TRT-4 isenta aposentado com doença renal crônica de pagar IR

TRT-4 isenta aposentado com doença renal crônica de pagar IR

A 2ª Turma do Tribunal Regional Federal da 4ª Região (TRF-4) decidiu manter a sentença que concedeu isenção de Imposto de Renda retido na fonte para um aposentado que é portador de insuficiência renal crônica.

O colegiado fundamentou a decisão com base em laudo judicial feito pelo médico perito que concluiu que o autor da ação passou a sofrer de nefropatia grave em janeiro de 2020.

O homem, residente em Maringá (PR), ajuizou o processo em outubro daquele ano. Ele relatou que foi gerente do Banco do Brasil e se aposentou por tempo de contribuição em 2010. O autor alegou ter sido diagnosticado com a insuficiência renal grave e que por isso teria direito à isenção do Imposto de Renda sobre os seus proventos de aposentadoria.

O aposentado argumentou que o benefício está previsto na Lei 7.713/88, que regula a legislação do Imposto de Renda. Ele também requisitou que a União fosse condenada a restituir os valores que já haviam sido descontados a título de IRRF.

Ao proferir a sentença, o juízo da 2ª Vara Federal de Maringá entendeu que “tendo ficado comprovada a nefropatia grave, cabível a isenção do imposto de renda, a partir de 22/01/2020, data em que foi a doença constatada por exame médico e atestada pelo perito judicial”. O juiz ainda determinou que a União deveria “restituir o indébito a partir do ano calendário 2020, em valor a ser apurado em cumprimento de sentença, atualizado e com juros de mora pela taxa Selic”.

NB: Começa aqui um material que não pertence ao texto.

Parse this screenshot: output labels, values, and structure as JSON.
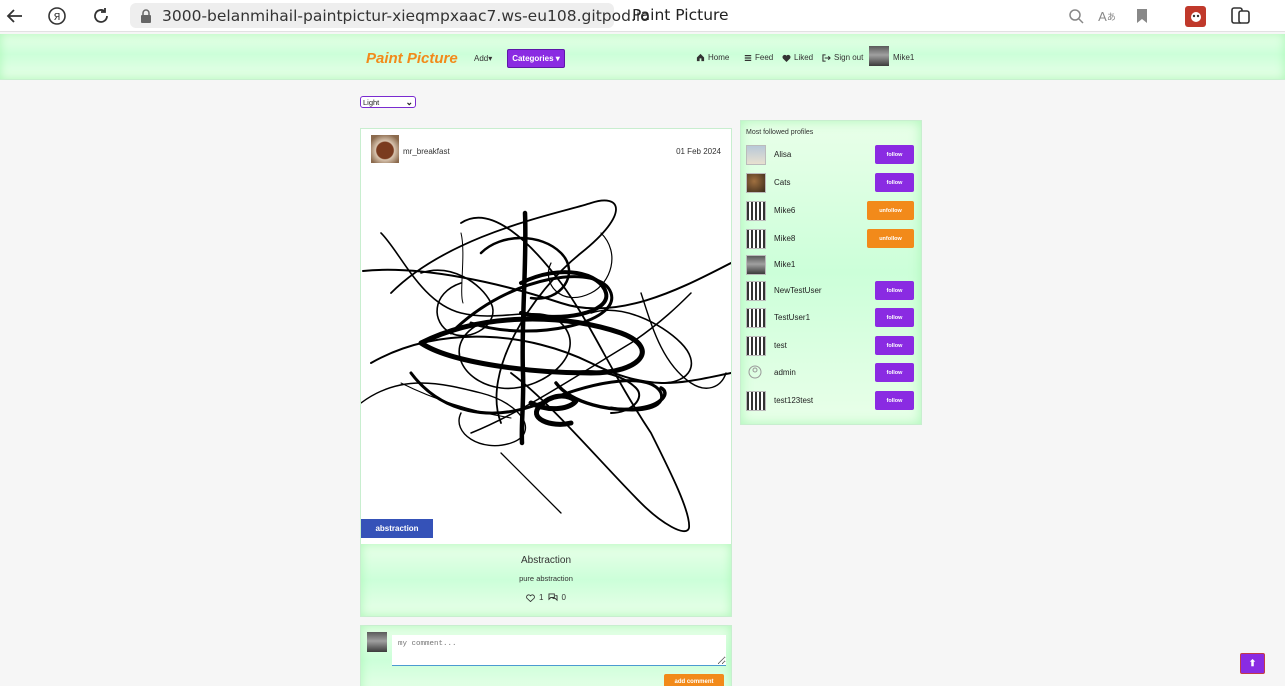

O autor e a União recorreram ao TRF-4. O aposentado afirmou que, embora tenha sido reconhecida a isenção a partir de 2020, é portador de doença renal grave desde 2012. Assim, foi requerido que a restituição fosse estendida até aquele ano. Já a União sustentou que o contribuinte não havia apresentado laudo médico oficial, exigido por lei, para demonstrar a existência da doença.

A 2ª Turma negou os recursos, mantendo válidas as determinações da sentença. O relator, juiz convocado no TRF-4 Alexandre Rossato da Silva Ávila, destacou que “no caso, o que se verifica é um cenário de divergências técnicas acerca da enfermidade do autor; nessa senda, impõe-se privilegiar o trabalho do perito nomeado nestes autos. Além de o perito ser auxiliar da justiça e profissional de confiança do juízo, o laudo se encontra devidamente fundamentado, não se vislumbrando qualquer mácula no trabalho pericial”.

Em seu voto, Ávila acrescentou: “O trabalho pericial concluiu que o apelante sofre de insuficiência renal crônica, agravada pela hipertensão e diabetes, que progressivamente vai comprometendo os rins. O perito apontou, expressamente, que o autor passou a ser portador de nefropatia grave a partir de janeiro de 2020. Considerando que o perito afastou de modo expresso a existência da doença grave antes de 2020, não há direito à isenção em período anterior ao da moléstia”. *Com informações da assessoria de comunicação do TRF-4.